Do business coaches really need a niche?
Yes. With more than 232,000 coaching businesses in the US market, a generalist competes on price and luck. A defined niche, one buyer and one problem, lowers ad costs, sharpens referrals, and makes your offer easy to repeat. You can still serve adjacent clients. You just lead with one clear message instead of a menu.
Should I run Facebook or YouTube ads to get coaching clients?
Only after your offer converts warm traffic. Coaching leads on Meta average around $34, and cold traffic performs worse than referrals or your email list. Prove the offer books and closes organically first, then use paid ads to scale what already works rather than to rescue an offer that does not convert.

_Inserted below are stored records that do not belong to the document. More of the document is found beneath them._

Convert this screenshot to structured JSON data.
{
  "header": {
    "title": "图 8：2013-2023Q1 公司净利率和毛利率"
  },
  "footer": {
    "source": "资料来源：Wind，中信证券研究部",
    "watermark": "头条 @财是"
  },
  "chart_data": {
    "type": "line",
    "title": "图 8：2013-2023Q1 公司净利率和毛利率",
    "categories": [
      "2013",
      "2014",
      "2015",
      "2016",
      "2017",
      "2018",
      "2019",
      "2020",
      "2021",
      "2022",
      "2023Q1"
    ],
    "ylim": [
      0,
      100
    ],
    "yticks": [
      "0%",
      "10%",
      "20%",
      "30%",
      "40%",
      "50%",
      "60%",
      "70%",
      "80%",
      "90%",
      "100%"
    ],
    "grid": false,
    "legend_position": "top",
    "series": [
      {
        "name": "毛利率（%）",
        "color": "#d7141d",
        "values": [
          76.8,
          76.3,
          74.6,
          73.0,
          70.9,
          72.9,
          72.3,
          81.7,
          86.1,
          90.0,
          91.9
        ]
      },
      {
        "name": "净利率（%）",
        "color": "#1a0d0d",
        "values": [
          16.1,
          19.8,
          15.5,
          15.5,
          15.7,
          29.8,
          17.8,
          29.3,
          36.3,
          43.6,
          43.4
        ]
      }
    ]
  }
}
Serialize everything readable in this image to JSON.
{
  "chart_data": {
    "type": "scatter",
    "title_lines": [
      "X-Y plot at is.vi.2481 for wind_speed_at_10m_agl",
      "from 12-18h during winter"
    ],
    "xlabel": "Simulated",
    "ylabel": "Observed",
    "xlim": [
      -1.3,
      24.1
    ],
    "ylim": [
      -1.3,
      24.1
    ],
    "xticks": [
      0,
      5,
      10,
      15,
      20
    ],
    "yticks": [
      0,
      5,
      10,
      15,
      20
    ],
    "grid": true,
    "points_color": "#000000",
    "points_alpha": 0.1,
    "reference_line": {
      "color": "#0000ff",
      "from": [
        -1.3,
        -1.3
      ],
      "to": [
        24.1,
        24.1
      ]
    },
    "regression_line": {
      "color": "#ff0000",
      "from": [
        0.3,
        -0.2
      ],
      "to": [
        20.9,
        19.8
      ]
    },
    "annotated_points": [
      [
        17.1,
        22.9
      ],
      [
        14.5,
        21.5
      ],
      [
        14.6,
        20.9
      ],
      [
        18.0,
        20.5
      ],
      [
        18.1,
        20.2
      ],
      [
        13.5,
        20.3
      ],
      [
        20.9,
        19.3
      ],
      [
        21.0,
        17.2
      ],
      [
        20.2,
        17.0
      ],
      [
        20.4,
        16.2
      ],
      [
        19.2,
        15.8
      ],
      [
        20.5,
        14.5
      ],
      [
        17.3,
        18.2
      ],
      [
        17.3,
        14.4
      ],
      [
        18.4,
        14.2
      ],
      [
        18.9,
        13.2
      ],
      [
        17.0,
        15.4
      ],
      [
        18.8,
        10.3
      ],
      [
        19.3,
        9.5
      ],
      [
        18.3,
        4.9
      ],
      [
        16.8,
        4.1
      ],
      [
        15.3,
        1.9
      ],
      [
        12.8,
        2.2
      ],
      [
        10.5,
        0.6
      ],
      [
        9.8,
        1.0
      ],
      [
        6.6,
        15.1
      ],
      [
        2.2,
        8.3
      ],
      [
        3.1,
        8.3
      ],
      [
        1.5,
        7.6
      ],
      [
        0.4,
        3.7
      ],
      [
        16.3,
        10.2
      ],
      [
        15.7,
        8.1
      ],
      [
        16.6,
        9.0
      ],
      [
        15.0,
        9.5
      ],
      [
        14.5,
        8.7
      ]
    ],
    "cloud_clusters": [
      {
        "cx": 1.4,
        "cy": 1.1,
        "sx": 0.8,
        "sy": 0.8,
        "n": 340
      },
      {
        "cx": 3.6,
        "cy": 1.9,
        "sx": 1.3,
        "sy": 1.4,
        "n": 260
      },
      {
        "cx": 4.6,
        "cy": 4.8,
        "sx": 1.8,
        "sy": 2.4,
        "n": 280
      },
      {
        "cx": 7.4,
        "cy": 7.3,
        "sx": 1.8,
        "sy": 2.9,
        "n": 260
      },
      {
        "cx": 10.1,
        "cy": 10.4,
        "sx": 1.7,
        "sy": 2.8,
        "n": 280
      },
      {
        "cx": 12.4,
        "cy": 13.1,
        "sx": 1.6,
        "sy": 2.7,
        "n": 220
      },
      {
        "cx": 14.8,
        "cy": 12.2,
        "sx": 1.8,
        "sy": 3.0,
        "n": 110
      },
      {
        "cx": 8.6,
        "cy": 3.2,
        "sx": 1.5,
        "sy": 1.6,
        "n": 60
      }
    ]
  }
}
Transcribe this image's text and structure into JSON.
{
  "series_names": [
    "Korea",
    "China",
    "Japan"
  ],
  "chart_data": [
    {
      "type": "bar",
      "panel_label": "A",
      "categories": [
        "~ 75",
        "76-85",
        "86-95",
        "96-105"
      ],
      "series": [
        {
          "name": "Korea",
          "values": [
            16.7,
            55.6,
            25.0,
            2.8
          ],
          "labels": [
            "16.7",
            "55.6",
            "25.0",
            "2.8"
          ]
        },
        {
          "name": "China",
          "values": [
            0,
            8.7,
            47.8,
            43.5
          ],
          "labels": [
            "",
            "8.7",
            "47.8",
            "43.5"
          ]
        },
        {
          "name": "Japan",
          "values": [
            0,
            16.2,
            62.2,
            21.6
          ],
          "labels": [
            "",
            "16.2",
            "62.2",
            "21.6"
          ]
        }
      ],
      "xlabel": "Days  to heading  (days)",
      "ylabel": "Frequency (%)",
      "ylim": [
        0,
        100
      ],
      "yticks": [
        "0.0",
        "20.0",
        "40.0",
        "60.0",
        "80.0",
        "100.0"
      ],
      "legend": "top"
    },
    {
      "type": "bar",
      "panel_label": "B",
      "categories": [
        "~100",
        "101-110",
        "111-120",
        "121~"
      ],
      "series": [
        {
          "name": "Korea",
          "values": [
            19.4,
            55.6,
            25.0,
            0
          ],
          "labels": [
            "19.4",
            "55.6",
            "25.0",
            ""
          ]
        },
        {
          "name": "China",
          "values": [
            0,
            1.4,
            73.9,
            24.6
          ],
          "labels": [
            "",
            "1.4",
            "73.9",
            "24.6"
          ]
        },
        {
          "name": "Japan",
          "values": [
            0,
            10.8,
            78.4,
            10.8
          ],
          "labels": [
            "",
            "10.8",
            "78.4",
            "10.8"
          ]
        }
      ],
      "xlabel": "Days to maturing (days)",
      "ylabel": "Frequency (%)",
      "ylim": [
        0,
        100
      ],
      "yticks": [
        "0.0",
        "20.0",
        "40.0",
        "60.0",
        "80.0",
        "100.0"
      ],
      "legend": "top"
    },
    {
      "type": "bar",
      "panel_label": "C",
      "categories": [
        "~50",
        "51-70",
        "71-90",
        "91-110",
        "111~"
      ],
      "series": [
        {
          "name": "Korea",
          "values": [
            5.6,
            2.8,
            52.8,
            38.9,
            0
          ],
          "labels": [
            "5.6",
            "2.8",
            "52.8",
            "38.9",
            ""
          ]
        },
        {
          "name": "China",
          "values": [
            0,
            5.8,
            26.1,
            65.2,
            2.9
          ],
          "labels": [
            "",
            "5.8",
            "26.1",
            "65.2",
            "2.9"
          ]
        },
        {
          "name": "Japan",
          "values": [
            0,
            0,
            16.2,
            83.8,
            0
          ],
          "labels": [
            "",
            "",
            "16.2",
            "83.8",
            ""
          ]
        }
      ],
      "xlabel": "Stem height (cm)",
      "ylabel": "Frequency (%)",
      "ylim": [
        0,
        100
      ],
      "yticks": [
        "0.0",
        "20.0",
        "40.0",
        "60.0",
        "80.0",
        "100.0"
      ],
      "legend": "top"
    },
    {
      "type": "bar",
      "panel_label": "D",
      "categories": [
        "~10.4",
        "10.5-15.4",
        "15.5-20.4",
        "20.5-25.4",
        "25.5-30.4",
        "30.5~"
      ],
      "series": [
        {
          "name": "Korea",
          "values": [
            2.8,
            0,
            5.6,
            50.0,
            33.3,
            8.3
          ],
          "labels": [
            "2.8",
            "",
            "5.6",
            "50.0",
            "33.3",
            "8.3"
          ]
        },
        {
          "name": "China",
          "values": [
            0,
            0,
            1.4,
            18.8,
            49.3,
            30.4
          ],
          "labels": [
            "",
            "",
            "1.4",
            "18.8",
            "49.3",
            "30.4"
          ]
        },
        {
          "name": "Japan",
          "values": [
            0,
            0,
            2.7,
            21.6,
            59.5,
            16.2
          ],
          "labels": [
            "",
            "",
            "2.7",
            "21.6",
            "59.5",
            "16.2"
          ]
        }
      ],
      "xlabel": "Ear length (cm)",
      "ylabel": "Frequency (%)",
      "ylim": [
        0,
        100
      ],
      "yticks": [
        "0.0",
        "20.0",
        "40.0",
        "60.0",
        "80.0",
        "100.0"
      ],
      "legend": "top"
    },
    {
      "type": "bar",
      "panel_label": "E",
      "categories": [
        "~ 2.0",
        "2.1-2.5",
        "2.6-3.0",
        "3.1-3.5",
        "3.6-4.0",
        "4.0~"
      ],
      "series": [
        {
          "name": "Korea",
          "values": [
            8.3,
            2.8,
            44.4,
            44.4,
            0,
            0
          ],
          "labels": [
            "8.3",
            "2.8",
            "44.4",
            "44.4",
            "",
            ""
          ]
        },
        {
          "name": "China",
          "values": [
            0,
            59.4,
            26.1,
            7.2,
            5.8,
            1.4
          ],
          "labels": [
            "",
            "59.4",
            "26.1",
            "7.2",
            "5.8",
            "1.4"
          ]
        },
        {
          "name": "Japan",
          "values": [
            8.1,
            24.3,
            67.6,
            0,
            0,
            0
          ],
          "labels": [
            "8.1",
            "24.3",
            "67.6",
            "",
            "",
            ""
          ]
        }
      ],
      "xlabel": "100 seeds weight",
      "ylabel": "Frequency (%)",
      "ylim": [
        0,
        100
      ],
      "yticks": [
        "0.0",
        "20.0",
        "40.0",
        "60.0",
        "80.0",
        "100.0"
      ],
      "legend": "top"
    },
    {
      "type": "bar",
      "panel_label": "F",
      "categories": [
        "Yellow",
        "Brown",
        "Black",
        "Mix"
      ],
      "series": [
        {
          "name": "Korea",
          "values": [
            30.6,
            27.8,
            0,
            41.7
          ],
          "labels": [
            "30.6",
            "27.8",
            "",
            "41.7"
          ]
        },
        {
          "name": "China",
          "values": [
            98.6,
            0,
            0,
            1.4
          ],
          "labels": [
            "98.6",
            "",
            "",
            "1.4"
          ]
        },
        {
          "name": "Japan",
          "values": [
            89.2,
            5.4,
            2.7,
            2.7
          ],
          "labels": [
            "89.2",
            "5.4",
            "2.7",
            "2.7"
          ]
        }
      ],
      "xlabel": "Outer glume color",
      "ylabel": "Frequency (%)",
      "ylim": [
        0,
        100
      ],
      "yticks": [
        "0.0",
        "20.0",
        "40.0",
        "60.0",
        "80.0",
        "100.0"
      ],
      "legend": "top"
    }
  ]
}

Are client testimonials allowed under the FTC rules?
Yes, if they are genuine and not misleading. You may not use fake reviews, buy reviews, incentivize reviews for a specific sentiment, or post insider reviews without disclosure. Testimonials that imply typical results must reflect what clients generally achieve, and material connections must be disclosed. This is general information, not legal advice.
How much should a business coach spend on marketing?
There is no single number, and the order matters more than the amount. Fix the niche, offer, and follow-up before you buy traffic. Many coaches waste budget scaling ads on an offer that does not convert. Start with organic proof, then reinvest a share of revenue into the channels that already produce booked calls.
How do I get more coaching clients without buying leads?
Build a pipeline you control. Publish content for one niche, capture emails with a relevant lead magnet, nurture with a consistent email sequence, and make the next step a booked call. Measure booked calls and closes rather than followers. A fractional CMO can build this system for you if you do not want to run it yourself.